Mainsoft, which specializes in .Net and Java interoperability, is helping organizations integrate their .Net-based environments with popular Java-based technologies such as IBMs WebSphere.
Mainsoft is announcing Aug. 6 that its software is enabling the Belgian University Hospital Ghent (UZ Gent), based in Gent, Belgium, to deploy IBMs WebSphere Portal solution despite being a .Net development shop.
UZ Gent has chosen IBM WebSphere Portal Version 6.0 to develop a self-service virtual information center for its 5,000 staff members, students, health care professionals, and more than 380,000 patients and their families who visit the hospital each year, said Bart Sijnave, CIO of UZ Gent.
Using the .Net-Java interoperability software from Mainsoft, UZ Gents .Net development team will use the Visual Studio 2005 development environment to integrate its existing .Net application framework, 15 strategic .Net applications, more than 5 terabytes of data stored in an Oracle database and an LDAP (Lightweight Directory Access Protocol) repository into a WebSphere Portal environment running under Linux, Sijnave said.
Rather than rewriting the .Net code in Java, Mainsoft for Java EE Portal Edition will enable UZ Gents enterprise development team to cross-compile .Net-based code into Java executables that run locally on WebSphere Portal, Sijnave said.
“One of the most specific points is that although we have a team of developers doing .Net, we chose IBM WebSphere as our portal solution,” Sijnave said. “We wanted a portal and Microsoft SharePoint would have been the logical solution, but the IBM solution was much better for us. But that left us with a dilemma.”
Sijnave said the hospital had to migrate to a standard platform, “so we chose to uniformize our development team. We said it was going to be either .Net or Java; we chose .Net.” he said. The hospitals head of development was skeptical about whether the Mainsoft solution would work, “but it turned out to be very successful.”
Larry Bowden, vice president of portals and Web interaction services at IBM, said the health care sector is the third largest sector for IBMs portal business, with government and banking ranking first and second, respectively. “We heard from some of our customers that they wanted to have the benefits of WebSphere Portal but they had started down the path of .Net,” Bowden said. “Mainsoft plays a perfect role there. And our customers can leverage everything from the portal to the .Net environment.”

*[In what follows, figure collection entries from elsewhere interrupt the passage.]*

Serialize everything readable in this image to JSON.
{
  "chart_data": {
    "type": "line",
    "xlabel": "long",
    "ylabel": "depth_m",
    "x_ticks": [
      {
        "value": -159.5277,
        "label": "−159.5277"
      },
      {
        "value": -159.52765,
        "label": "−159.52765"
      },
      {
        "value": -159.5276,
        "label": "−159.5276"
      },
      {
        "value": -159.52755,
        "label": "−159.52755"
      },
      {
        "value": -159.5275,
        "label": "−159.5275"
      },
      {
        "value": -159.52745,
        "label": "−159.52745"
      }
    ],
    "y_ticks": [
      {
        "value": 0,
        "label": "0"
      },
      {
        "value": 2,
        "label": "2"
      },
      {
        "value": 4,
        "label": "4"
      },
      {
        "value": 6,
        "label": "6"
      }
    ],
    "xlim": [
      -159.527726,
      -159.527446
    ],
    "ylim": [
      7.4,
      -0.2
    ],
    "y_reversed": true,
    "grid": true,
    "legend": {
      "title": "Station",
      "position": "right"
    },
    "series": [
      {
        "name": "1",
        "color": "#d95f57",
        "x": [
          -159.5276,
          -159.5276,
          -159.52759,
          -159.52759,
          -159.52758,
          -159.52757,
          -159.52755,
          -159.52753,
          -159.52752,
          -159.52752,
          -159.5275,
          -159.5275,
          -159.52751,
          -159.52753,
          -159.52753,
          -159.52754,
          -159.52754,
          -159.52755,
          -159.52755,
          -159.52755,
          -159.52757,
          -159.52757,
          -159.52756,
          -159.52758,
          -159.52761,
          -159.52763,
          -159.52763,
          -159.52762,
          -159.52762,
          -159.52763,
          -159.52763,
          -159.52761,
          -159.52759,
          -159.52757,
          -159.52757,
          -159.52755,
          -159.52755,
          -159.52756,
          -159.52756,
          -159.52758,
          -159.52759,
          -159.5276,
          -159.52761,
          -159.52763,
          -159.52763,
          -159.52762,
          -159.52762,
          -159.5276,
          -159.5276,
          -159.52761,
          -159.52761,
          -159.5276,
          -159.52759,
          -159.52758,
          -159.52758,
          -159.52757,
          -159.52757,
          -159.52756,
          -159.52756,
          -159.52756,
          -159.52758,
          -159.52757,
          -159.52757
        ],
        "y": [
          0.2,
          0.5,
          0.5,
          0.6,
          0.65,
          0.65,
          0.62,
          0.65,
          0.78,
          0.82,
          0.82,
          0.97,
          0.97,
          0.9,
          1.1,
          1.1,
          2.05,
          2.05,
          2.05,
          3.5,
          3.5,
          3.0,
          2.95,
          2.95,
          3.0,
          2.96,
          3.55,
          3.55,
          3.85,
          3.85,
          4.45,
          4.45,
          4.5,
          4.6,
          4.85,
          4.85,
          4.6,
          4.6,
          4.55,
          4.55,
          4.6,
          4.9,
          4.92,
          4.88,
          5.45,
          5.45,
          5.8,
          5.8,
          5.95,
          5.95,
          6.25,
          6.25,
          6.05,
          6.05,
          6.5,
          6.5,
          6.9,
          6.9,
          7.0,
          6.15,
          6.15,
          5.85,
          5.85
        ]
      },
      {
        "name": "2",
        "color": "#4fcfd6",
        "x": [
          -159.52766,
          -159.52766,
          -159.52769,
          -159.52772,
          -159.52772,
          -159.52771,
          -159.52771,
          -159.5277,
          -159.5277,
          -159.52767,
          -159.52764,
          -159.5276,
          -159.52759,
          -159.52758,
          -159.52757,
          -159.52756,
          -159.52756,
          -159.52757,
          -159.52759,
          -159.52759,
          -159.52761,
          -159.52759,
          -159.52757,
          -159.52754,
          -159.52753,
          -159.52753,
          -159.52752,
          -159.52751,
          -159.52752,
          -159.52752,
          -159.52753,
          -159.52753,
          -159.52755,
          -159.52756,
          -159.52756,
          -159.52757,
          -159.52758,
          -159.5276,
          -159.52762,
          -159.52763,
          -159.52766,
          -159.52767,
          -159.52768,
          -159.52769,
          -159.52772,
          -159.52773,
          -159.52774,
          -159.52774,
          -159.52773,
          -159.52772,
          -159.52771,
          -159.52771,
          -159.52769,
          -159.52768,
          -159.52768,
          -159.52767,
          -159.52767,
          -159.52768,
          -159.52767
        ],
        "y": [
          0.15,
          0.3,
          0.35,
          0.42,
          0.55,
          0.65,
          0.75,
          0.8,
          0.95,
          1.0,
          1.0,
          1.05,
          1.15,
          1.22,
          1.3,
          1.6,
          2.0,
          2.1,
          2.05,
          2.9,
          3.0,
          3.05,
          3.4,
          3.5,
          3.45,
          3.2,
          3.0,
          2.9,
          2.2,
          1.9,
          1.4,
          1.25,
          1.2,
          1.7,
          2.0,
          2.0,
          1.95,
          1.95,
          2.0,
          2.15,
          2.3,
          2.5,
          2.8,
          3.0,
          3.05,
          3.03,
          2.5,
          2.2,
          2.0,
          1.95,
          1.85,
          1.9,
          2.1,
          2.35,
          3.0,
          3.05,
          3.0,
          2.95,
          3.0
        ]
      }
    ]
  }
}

Yaacov Cohen, president and CEO of Mainsoft, in San Jose, Calif., said his company has “a passion for .Net-Java interoperability, and we found the portal market a good place to invest.” UZ Gents team of 10 .Net developers is building the portal to support multiple audiences, including surgeons.
The hospitals virtual information service center will cost $2.65 million to build, Sijnave said. The portal will be built and installed in stages. Completion of the first stage will be capped with the online implementation of the Internet portion of the Web portal. After that, UZ Gent will carry out information updates through a powerful Web content management system.
During the second phase, which will be completed by the end of 2008, the electronic patient data exchange and content management will be expanded with an integrated search functionality, access control and single sign-on to existing applications at UZ Gent, transactional services, services for content and knowledge management, and security. The final stage will federate the portal with affiliated hospitals.
Expected benefits of the portal include enhanced communications with patients and their families, streamlined collaboration with health professionals, and an enhanced resource for researchers and students to exchange knowledge and best practices in health care.
“Mainsofts custom suite of .Net-Java EE software integration tools has established proprietary software systems such as C# 2.0 and Visual Basic as fully supported languages by WebSphere software,” Cohen said. Meanwhile, Mainsoft has other customers doing similar things with the companys products.
Urix, a Boston-based vendor of predictive modeling software for health care insurance companies and a Mainsoft customer since 2005, is using the Visual Studio IDE and Mainsoft software to extend its proprietary logic and analytics calculation engine to open systems, without having to rewrite more than 150,000 lines of C# code in Java.
According to Atul Mistry, vice president of technology at Urix, “Mainsoft enables our in-house .Net development team to focus on core product innovations, without having to worry about the added costs and complexities associated with maintaining separate code bases.”
Mistry estimates his company will save $200,000 a year by not having to rewrite the code in Java and maintaining separate code bases.